Sunday, November 20, 2011

Salon debate

There seems to be a debate raging on salon.com after my piece, Why My Coach Got Away With Sexual Abuse, appeared on Friday. Check the comments section. It's a little nasty. Anyway, just to clarify, he wasn't my coach. He was the national team coach. And I did travel with him and compete under his tutelage in several major international meets - most notably the 1985 World Championships and the 1986 Goodwill Games. That said, I didn't spend my day in day out training with him. Ok this is besides the point, I just didn't want to mislead.

The debate which seems to have missed the point of the piece is around - Should we compare the anal raping of a 10 year old (by Sandusky) to the somewhat less overtly violent sexual abuse of a 16 year old (by Peters)? I say somewhat less overtly violent because clearly the anal invasion of a child is a horribly obvious coercive and violent act; no 10 year old boy would do this willingly. That said, knowing Doe personally, I know there was nothing consensual about the abuse that she suffered. It wasn't sex. It was rape (and now I sound like a "Take Back the Nighter" ala 1989 but it's true.)

Someone posting under the name of Dr. Owens suggests that Doe was complicit. That all teenage girls are misdirected horny sexpots spewing pheromones everywhere with no sense or distinction as to who might be a good target. That teenage girls go around seducing teachers and parents of friends and any adult who might be able to stick it to em because they are just so damn horny! And this may be partially true. Teenagers' hormones can take over. But this is not what happened. She was a 16 year old girl, who physically and emotionally was likely closer to 11 (that's how we all were); and, not to belabor the point, THERE WAS NOTHING CONSENSUAL ABOUT THIS SITUATION. He used his power and authority to take something from her that was not his to take. Period. Assuming it wasn't sexual abuse is paramount to assuming that there is no such thing as rape. That if a girl or a woman is of age or at least close to it, she's always willing. It reminds me of the age old (not so old really) laws that held that a woman could not be raped by her husband. All marital "sex" is consensual. No. Not so.

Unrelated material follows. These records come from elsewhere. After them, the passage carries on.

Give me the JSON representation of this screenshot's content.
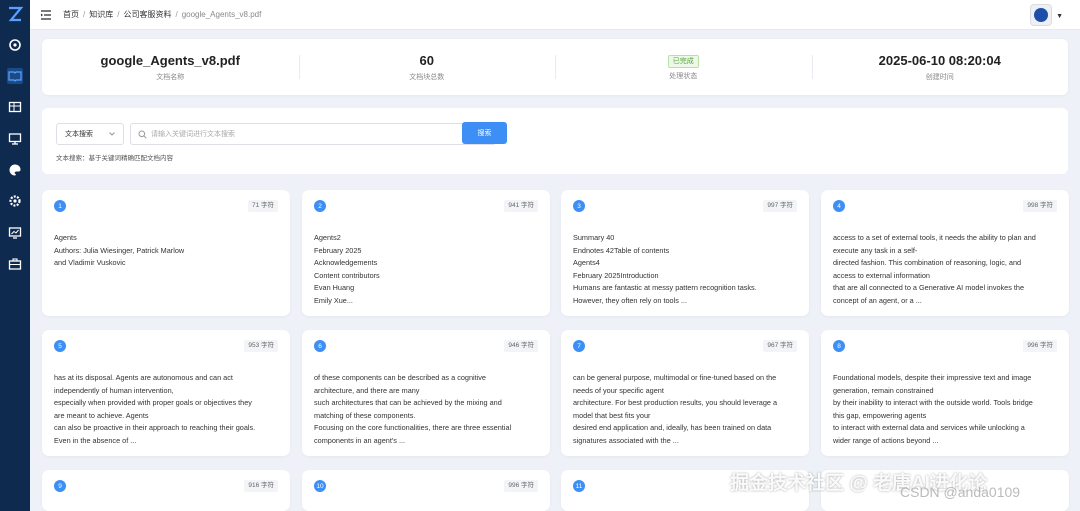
{
  "breadcrumb": [
    "首页",
    "知识库",
    "公司客服资料",
    "google_Agents_v8.pdf"
  ],
  "stats": {
    "doc_name": "google_Agents_v8.pdf",
    "doc_name_label": "文档名称",
    "chunk_count": "60",
    "chunk_count_label": "文档块总数",
    "status": "已完成",
    "status_label": "处理状态",
    "created": "2025-06-10 08:20:04",
    "created_label": "创建时间"
  },
  "search": {
    "type_value": "文本搜索",
    "placeholder": "请输入关键词进行文本搜索",
    "button": "搜索",
    "hint": "文本搜索：基于关键词精确匹配文档内容"
  },
  "chunks": [
    {
      "num": "1",
      "chars": "71 字符",
      "text": "Agents\nAuthors: Julia Wiesinger, Patrick Marlow\nand Vladimir Vuskovic"
    },
    {
      "num": "2",
      "chars": "941 字符",
      "text": "Agents2\nFebruary 2025\nAcknowledgements\nContent contributors\nEvan Huang\nEmily Xue..."
    },
    {
      "num": "3",
      "chars": "997 字符",
      "text": "Summary  40\nEndnotes  42Table of contents\nAgents4\nFebruary 2025Introduction\nHumans are fantastic at messy pattern recognition tasks.\nHowever, they often rely on tools ..."
    },
    {
      "num": "4",
      "chars": "998 字符",
      "text": "access to a set of external tools, it needs the ability to plan and\nexecute any task in a self-\ndirected fashion. This combination of reasoning, logic, and\naccess to external information\nthat are all connected to a Generative AI model invokes the\nconcept of an agent, or a ..."
    },
    {
      "num": "5",
      "chars": "953 字符",
      "text": "has at its disposal. Agents are autonomous and can act\nindependently of human intervention,\nespecially when provided with proper goals or objectives they\nare meant to achieve. Agents\ncan also be proactive in their approach to reaching their goals.\nEven in the absence of ..."
    },
    {
      "num": "6",
      "chars": "946 字符",
      "text": "of these components can be described as a cognitive\narchitecture, and there are many\nsuch architectures that can be achieved by the mixing and\nmatching of these components.\nFocusing on the core functionalities, there are three essential\ncomponents in an agent's ..."
    },
    {
      "num": "7",
      "chars": "967 字符",
      "text": "can be general purpose, multimodal or fine-tuned based on the\nneeds of your specific agent\narchitecture. For best production results, you should leverage a\nmodel that best fits your\ndesired end application and, ideally, has been trained on data\nsignatures associated with the ..."
    },
    {
      "num": "8",
      "chars": "996 字符",
      "text": "Foundational models, despite their impressive text and image\ngeneration, remain constrained\nby their inability to interact with the outside world. Tools  bridge\nthis gap, empowering agents\nto interact with external data and services while unlocking a\nwider range of actions beyond ..."
    },
    {
      "num": "9",
      "chars": "916 字符",
      "text": ""
    },
    {
      "num": "10",
      "chars": "996 字符",
      "text": ""
    },
    {
      "num": "11",
      "chars": "",
      "text": ""
    },
    {
      "num": "",
      "chars": "",
      "text": ""
    }
  ],
  "watermark": "掘金技术社区 @ 老唐AI进化论",
  "watermark2": "CSDN @anda0109"
}
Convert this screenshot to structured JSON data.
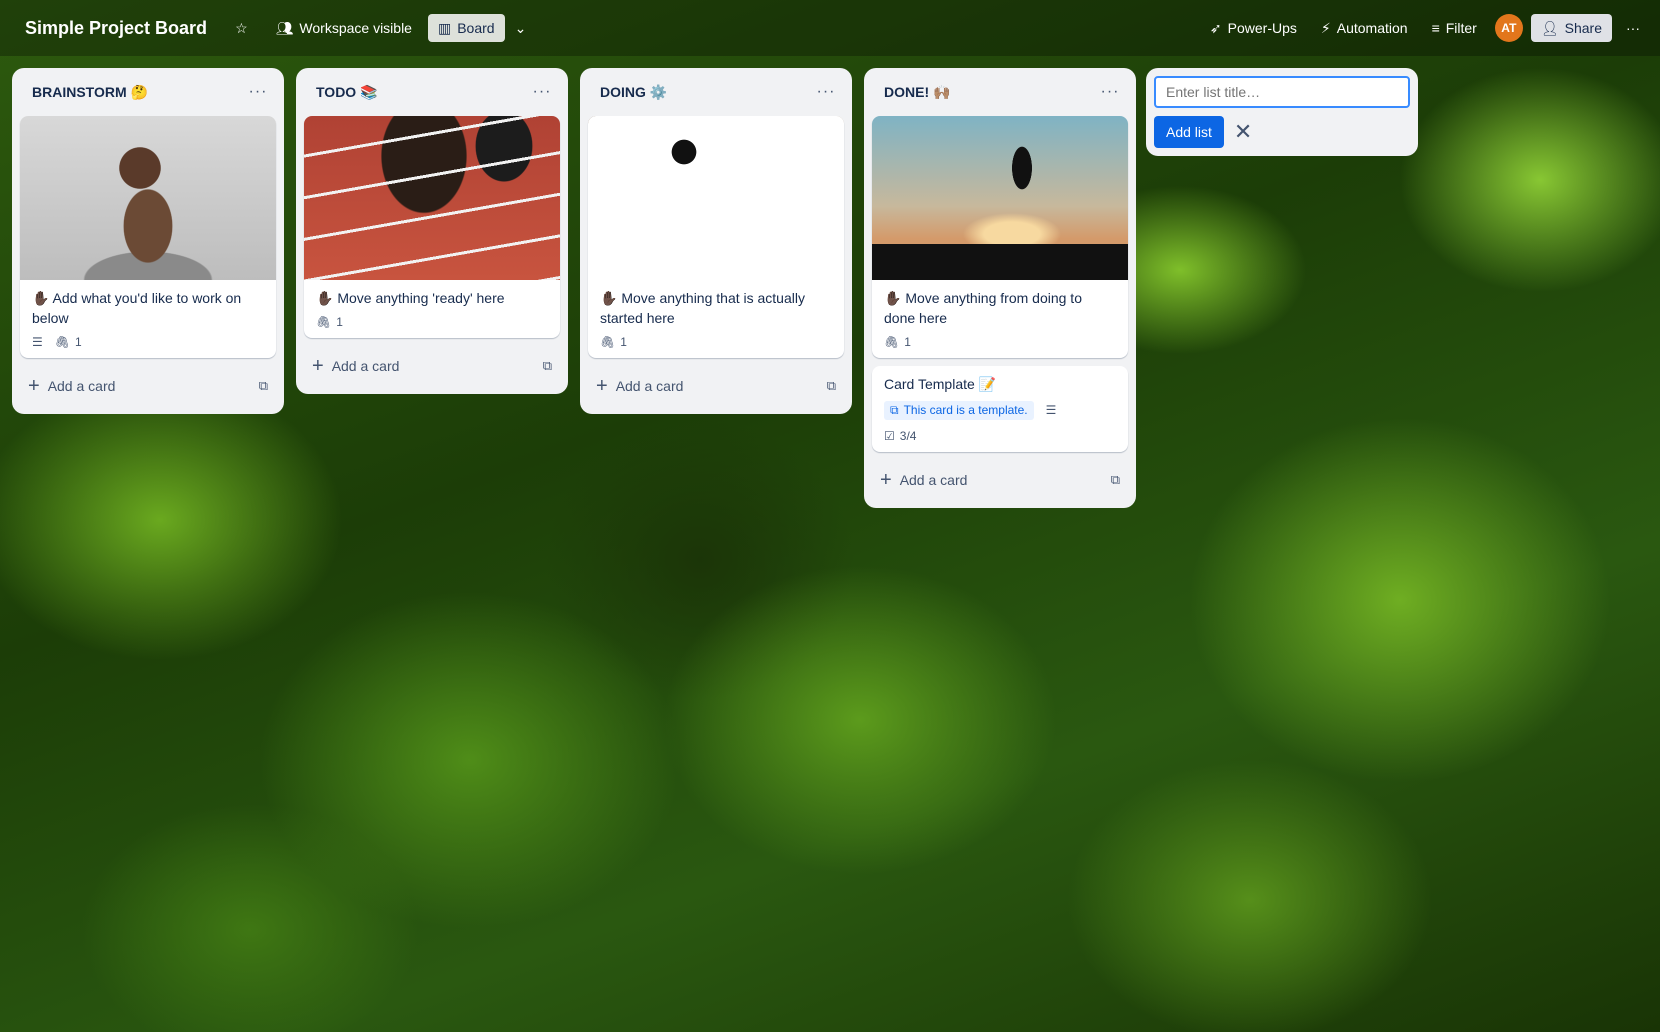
{
  "topbar": {
    "title": "Simple Project Board",
    "visibility": "Workspace visible",
    "view": "Board",
    "powerups": "Power-Ups",
    "automation": "Automation",
    "filter": "Filter",
    "avatar_initials": "AT",
    "share": "Share"
  },
  "lists": [
    {
      "title": "BRAINSTORM 🤔",
      "card_text": "✋🏿 Add what you'd like to work on below",
      "attachments": "1",
      "add_card": "Add a card"
    },
    {
      "title": "TODO 📚",
      "card_text": "✋🏿 Move anything 'ready' here",
      "attachments": "1",
      "add_card": "Add a card"
    },
    {
      "title": "DOING ⚙️",
      "card_text": "✋🏿 Move anything that is actually started here",
      "attachments": "1",
      "add_card": "Add a card"
    },
    {
      "title": "DONE! 🙌🏽",
      "card_text": "✋🏿 Move anything from doing to done here",
      "attachments": "1",
      "template_card": {
        "title": "Card Template 📝",
        "template_badge": "This card is a template.",
        "checklist": "3/4"
      },
      "add_card": "Add a card"
    }
  ],
  "add_list": {
    "placeholder": "Enter list title…",
    "button": "Add list"
  }
}
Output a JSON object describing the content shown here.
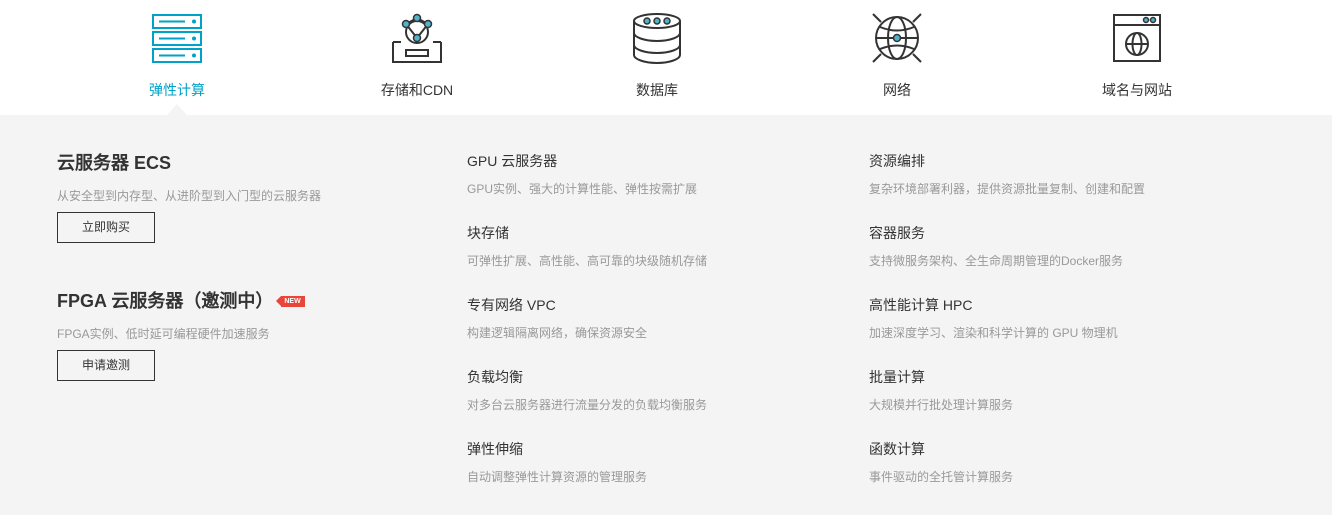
{
  "tabs": [
    {
      "label": "弹性计算",
      "icon": "server-rack-icon",
      "active": true
    },
    {
      "label": "存储和CDN",
      "icon": "storage-cdn-icon",
      "active": false
    },
    {
      "label": "数据库",
      "icon": "database-icon",
      "active": false
    },
    {
      "label": "网络",
      "icon": "network-globe-icon",
      "active": false
    },
    {
      "label": "域名与网站",
      "icon": "website-icon",
      "active": false
    }
  ],
  "colors": {
    "accent": "#00a2ca",
    "panel_bg": "#f4f4f4",
    "badge": "#e8463a"
  },
  "featured": [
    {
      "title": "云服务器 ECS",
      "desc": "从安全型到内存型、从进阶型到入门型的云服务器",
      "button": "立即购买"
    },
    {
      "title": "FPGA 云服务器（邀测中）",
      "badge": "NEW",
      "desc": "FPGA实例、低时延可编程硬件加速服务",
      "button": "申请邀测"
    }
  ],
  "services_col1": [
    {
      "title": "GPU 云服务器",
      "desc": "GPU实例、强大的计算性能、弹性按需扩展"
    },
    {
      "title": "块存储",
      "desc": "可弹性扩展、高性能、高可靠的块级随机存储"
    },
    {
      "title": "专有网络 VPC",
      "desc": "构建逻辑隔离网络，确保资源安全"
    },
    {
      "title": "负载均衡",
      "desc": "对多台云服务器进行流量分发的负载均衡服务"
    },
    {
      "title": "弹性伸缩",
      "desc": "自动调整弹性计算资源的管理服务"
    }
  ],
  "services_col2": [
    {
      "title": "资源编排",
      "desc": "复杂环境部署利器，提供资源批量复制、创建和配置"
    },
    {
      "title": "容器服务",
      "desc": "支持微服务架构、全生命周期管理的Docker服务"
    },
    {
      "title": "高性能计算 HPC",
      "desc": "加速深度学习、渲染和科学计算的 GPU 物理机"
    },
    {
      "title": "批量计算",
      "desc": "大规模并行批处理计算服务"
    },
    {
      "title": "函数计算",
      "desc": "事件驱动的全托管计算服务"
    }
  ]
}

But comparing "which abuse is worse" was not the point of the piece. And doesn't really serve much point regardless (tell it to the abused!). The point of it was to explain why the microcosmic world of elite competitive athletics allows for abuse. (And please, no comparisons to the local little league or soccer coach directing a rag tag group of 7 year olds. I'm talking about seriously intense internationally or nationally competitive athletics. When the stakes are high, the rules are different.) The abuse laid out in both instances was brushed aside by people who knew. If not allowed, it was certainly not exposed. Here's why: the coach is all powerful. The athletes and parents and sports officials serve HIM and the sport, not the kids. Not always, but all too often. The kids who get abused are simply casualties of war. And in some instances, it's not even viewed as abuse, at least not abuse that is bad enough to have to do anything about.

Doe is a case in point here. Dr. Owen's point of view is probably not all that dissimilar to that of those who may have known about it back then. And for those commenters who argue: rumors are not enough to have done anything about it. I ask you: if it were your child, and there were rumors of a teacher abusing kids in her classroom, would you not go to the principal, to a law enforcement official and say - please look into this! I think you might.

So argue all you want about the finer points of molestation vs rape vs misdirected teenage lust. They aren't fine points really. They are major distinctions that have legal implications. And I wasn't trying to have that debate anyway. I was merely trying to explain, from an athlete's insider perspective, why, perhaps, Paterno didn't do all that he could have, why the girls that Peters abused didn't come forward sooner. And why the reasons in these two instances are likely kind of similar.